I don't see an obvious problem with your code. Suggest you modify the ProcessRequest method to rule out COM interop as the source of the leak:

HRESULT MyClass::ProcessRequest(BSTR request, BSTR* pResponse)
{
    *psResponse = ::SysAllocStringLen(L"[suitably long string here]");
    return S_OK;
}

I suspect that won't leak, in which case you've narrowed the leak to your code.

I'd also note the OLE2A allocates memory on the stack, so not only should you not delete pszRequest, but you shouldn't use OLE2A at all, due to the possibility of stack overflow. See this article for safer alternatives.

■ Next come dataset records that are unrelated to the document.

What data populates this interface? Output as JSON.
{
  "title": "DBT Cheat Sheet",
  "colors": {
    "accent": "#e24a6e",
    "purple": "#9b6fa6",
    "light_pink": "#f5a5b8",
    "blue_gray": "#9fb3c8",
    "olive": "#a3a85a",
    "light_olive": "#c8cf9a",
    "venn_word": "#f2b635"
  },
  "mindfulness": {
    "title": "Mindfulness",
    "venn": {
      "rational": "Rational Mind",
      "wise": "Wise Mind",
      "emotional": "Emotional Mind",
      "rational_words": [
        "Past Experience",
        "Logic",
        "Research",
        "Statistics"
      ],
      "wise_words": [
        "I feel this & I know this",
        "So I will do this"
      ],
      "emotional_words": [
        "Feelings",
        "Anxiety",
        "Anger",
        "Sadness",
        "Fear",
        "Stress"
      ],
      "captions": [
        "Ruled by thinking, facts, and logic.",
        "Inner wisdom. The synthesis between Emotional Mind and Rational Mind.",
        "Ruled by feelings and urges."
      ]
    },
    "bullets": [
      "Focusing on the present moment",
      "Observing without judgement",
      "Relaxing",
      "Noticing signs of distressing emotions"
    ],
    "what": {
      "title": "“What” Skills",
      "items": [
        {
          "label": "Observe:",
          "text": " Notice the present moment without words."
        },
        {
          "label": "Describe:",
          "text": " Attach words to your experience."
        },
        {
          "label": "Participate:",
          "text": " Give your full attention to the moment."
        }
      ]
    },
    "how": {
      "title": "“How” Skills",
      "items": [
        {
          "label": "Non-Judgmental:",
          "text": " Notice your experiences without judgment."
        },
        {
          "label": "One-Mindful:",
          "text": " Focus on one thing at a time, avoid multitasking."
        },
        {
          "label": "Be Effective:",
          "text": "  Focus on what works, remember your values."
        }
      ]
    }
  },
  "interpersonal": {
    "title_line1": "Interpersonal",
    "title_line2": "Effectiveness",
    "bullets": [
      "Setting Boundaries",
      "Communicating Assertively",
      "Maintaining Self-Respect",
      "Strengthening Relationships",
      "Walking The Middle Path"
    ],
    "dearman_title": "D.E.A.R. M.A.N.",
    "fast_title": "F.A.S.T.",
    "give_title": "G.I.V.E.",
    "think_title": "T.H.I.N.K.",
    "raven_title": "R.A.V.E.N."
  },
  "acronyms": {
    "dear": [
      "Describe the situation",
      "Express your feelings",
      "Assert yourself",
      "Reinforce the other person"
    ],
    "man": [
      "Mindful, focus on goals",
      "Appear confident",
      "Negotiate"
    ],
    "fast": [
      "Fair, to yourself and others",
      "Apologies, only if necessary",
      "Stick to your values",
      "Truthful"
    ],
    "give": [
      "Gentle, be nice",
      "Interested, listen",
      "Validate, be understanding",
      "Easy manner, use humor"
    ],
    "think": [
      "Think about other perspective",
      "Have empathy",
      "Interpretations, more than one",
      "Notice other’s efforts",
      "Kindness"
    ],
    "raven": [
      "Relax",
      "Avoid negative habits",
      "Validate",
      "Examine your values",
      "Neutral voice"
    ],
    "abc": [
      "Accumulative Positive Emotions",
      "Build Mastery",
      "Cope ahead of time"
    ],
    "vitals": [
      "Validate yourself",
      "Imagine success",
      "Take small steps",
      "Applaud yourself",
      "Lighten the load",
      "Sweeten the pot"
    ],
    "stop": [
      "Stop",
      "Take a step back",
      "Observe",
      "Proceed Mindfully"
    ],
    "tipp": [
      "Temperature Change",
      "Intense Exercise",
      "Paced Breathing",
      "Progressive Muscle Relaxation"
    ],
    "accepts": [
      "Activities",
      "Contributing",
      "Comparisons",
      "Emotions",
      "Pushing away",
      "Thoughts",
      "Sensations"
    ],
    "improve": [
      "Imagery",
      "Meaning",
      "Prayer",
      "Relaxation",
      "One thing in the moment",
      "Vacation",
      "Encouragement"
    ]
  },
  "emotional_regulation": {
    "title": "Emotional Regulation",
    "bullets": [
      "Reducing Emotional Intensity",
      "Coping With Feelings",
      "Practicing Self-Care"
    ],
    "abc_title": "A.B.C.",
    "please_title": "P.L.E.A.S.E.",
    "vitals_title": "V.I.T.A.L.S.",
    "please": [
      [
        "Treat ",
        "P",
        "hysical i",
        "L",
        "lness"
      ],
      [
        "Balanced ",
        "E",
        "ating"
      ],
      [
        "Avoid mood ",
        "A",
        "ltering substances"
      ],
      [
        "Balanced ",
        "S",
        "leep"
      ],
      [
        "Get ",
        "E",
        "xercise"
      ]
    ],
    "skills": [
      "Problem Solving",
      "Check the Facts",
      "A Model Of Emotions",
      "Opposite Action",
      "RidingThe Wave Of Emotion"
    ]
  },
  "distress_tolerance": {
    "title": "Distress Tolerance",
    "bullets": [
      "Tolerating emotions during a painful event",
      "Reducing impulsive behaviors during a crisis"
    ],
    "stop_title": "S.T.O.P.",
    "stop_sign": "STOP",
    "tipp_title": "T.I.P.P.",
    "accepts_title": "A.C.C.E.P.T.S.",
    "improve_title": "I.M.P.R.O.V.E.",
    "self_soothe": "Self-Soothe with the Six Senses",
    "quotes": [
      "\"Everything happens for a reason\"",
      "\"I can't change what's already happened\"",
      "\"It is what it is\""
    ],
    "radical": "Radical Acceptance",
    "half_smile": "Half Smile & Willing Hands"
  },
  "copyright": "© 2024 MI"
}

I'd also suggest you replace A2BSTR with ::SysAllocString(CA2W(pszResponse))

anelson
Thanks. Its looking like the leak is not in the COM memory handling, although I'm not sure where. Time to try boundschecker...
Andy Johnson
+1  A: 

anelson has covered this pretty well, but I wanted to add a couple of points;

  • CoTaskMemAlloc is not the only COM-friendly allocator -- BSTRs are recognized by the default marshaller, and will be freed/re-allocated using SysAllocString & friends.

  • Avoiding USES_CONVERSION (due to stack overflow risks -- see anelson's answer), your full code should be something like this [1]

(note that A2BSTR is safe to use, as it calls SysAllocString after conversion, and doesn't use dynamic stack allocation. Also, use array-delete (delete[]) as BuildResponse likely allocates an array of chars)

  • The BSTR allocator has a cache that can make it appear as though there is a memory leak. See http://support.microsoft.com/kb/139071 for some details, or Google for OANOCACHE. You could try disabling the cache and see if the 'leak' goes away.

[1]

HRESULT MyClass::ProcessRequest(BSTR request, BSTR* pResponse)
{
    char* pszResponse = BuildResponse(CW2A(request));
    *pResponse = A2BSTR(pszResponse);
    delete[] pszResponse;
    return S_OK;
}
Kim Gräsman
Thanks. I've made the changes you suggested. Looks like the leak is elsewere though.